Wednesday, March 27, 2013

Unity 3D + Oculus Rift: Not free... yet

Since the recent announcement by the Oculus Rift team that their Unity 3D plugin will only work with the Pro version of Unity, there has been a HUGE uproar in the Indie development community about what this implicitly means: Mainly, if you want to use Unity 3D to develop games for the Oculus Rift, you'll have to pay the $1,500 Unity Pro licensing fee.

I've noticed that roughly 90% of the vitriolic comments on this issue fall into one of two categories:
  1. People screaming about how terrible it is to force developers to pay $1,500 for a licensing fee, and then threatening to cancel their pre-orders.
  2. People angrily asking whether or not the information is true - multiple times, despite receiving responses.
Although I very much sympathize with the concerns about this unexpected price tag, a few points should be noted regarding the best method to express those concerns.

Regarding the first category, nobody is being forced to pay $1,500 for a licensing fee.  If you don't want to pay, there are other methods of developing 3D games for the Oculus Rift that are free - mainly, the newly announced FREE Unreal Development Kit which is coming out in April.

Regarding the second category of comments, I have but one relatively obvious piece of advice: Go to the source .  The moment I read this announcement, I shot off an email to the Oculus Rift support team and received a quick response.  Here's what they said:
"Hi Matt - currently the occulus rift implementation requires requires image effects (a Unity Pro feature) to distort the rendering path to properly match the hardware, from what I gather, so this is a technical limitation (not a Unity a business choice) currently. Hopefully further down the line occulus rift developers may provide a plug in which does not require these pro features to work, but as it's early days I can only recommend that you raise your concerns with them on their forums."
True, not exactly the answer I was looking for, but it is a definitive answer.  Screaming for a different answer in the forums is just pointless.

Now let me be clear, I am just as disappointed as the next hobbyist developer about the Unity Pro requirement.  After all, Unity is a breeze to work with, and it seems to support more platforms than the UDK.  But we gotta' keep things in perspective here.  The Oculus Rift development kits haven't even started shipping yet (although technically they are supposed to tomorrow), we are all getting four free months of Unity Pro to play with, and there are a lot of very smart developers out there who probably would like nothing more than to score major points by providing the rest of us with a hack to get things working on the free Unity version.

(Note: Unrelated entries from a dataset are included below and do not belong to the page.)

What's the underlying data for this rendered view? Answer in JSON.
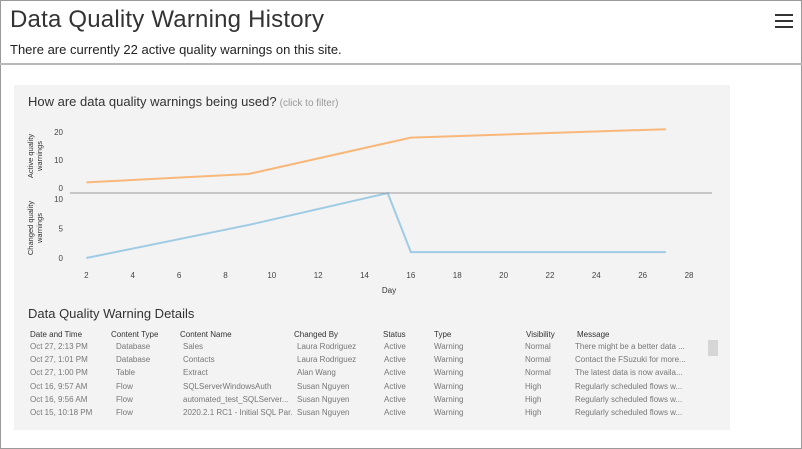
{
  "page": {
    "title": "Data Quality Warning History",
    "subtitle": "There are currently 22 active quality warnings on this site.",
    "menu_icon": "hamburger-menu-icon"
  },
  "chart": {
    "title": "How are data quality warnings being used?",
    "hint": "(click to filter)"
  },
  "chart_data": {
    "type": "line",
    "xlabel": "Day",
    "xlim": [
      1,
      28
    ],
    "xticks": [
      2,
      4,
      6,
      8,
      10,
      12,
      14,
      16,
      18,
      20,
      22,
      24,
      26,
      28
    ],
    "panels": [
      {
        "ylabel": "Active quality warnings",
        "ylim": [
          0,
          23
        ],
        "yticks": [
          0,
          10,
          20
        ],
        "series": [
          {
            "color": "#f9b87a",
            "x": [
              2,
              9,
              16,
              27
            ],
            "y": [
              2,
              5,
              18,
              21
            ]
          }
        ]
      },
      {
        "ylabel": "Changed quality warnings",
        "ylim": [
          0,
          10.5
        ],
        "yticks": [
          0,
          5,
          10
        ],
        "series": [
          {
            "color": "#9fcbe5",
            "x": [
              2,
              9,
              15,
              16,
              27
            ],
            "y": [
              0,
              5.6,
              11,
              1,
              1
            ]
          }
        ]
      }
    ]
  },
  "details": {
    "title": "Data Quality Warning Details",
    "columns": [
      "Date and Time",
      "Content Type",
      "Content Name",
      "Changed By",
      "Status",
      "Type",
      "Visibility",
      "Message"
    ],
    "rows": [
      [
        "Oct 27, 2:13 PM",
        "Database",
        "Sales",
        "Laura Rodriguez",
        "Active",
        "Warning",
        "Normal",
        "There might be a better data ..."
      ],
      [
        "Oct 27, 1:01 PM",
        "Database",
        "Contacts",
        "Laura Rodriguez",
        "Active",
        "Warning",
        "Normal",
        "Contact the FSuzuki for more..."
      ],
      [
        "Oct 27, 1:00 PM",
        "Table",
        "Extract",
        "Alan Wang",
        "Active",
        "Warning",
        "Normal",
        "The latest data is now availa..."
      ],
      [
        "Oct 16, 9:57 AM",
        "Flow",
        "SQLServerWindowsAuth",
        "Susan Nguyen",
        "Active",
        "Warning",
        "High",
        "Regularly scheduled flows w..."
      ],
      [
        "Oct 16, 9:56 AM",
        "Flow",
        "automated_test_SQLServer...",
        "Susan Nguyen",
        "Active",
        "Warning",
        "High",
        "Regularly scheduled flows w..."
      ],
      [
        "Oct 15, 10:18 PM",
        "Flow",
        "2020.2.1 RC1 - Initial SQL Par...",
        "Susan Nguyen",
        "Active",
        "Warning",
        "High",
        "Regularly scheduled flows w..."
      ]
    ]
  }
}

Meaning, relax.  Take what you can get in the short-term, and if history is any indication, we'll get what we want in the long-term.


  1. My main question is will this even work with my paid version of Unity 3.x Pro. I've been having issues opening the unity packages in my current version and think it's absolute B.S. that I am being forced to upgrade to Unity 4.

    The Oculus Rift had been in development before Unity 4 was even released, so this is very troublesome for me and my small studio, which has limited financial resources to begin with.

    1. I agree, it definitely sucks to be forced into paying for an upgrade. Out of curiosity, what are the errors you're getting when you try opening the unity packages in your current version?

    2. You might have to do some work to make it happen, but there's absolutely no reason this couldn't work with Unity 3.x Pro. Just like the article said, the issue is the full screen image effects, which 3.5 Pro has. After you have that working, you'll just need to get data from the sensor, which I imagine doesn't use any Unity 4 features either.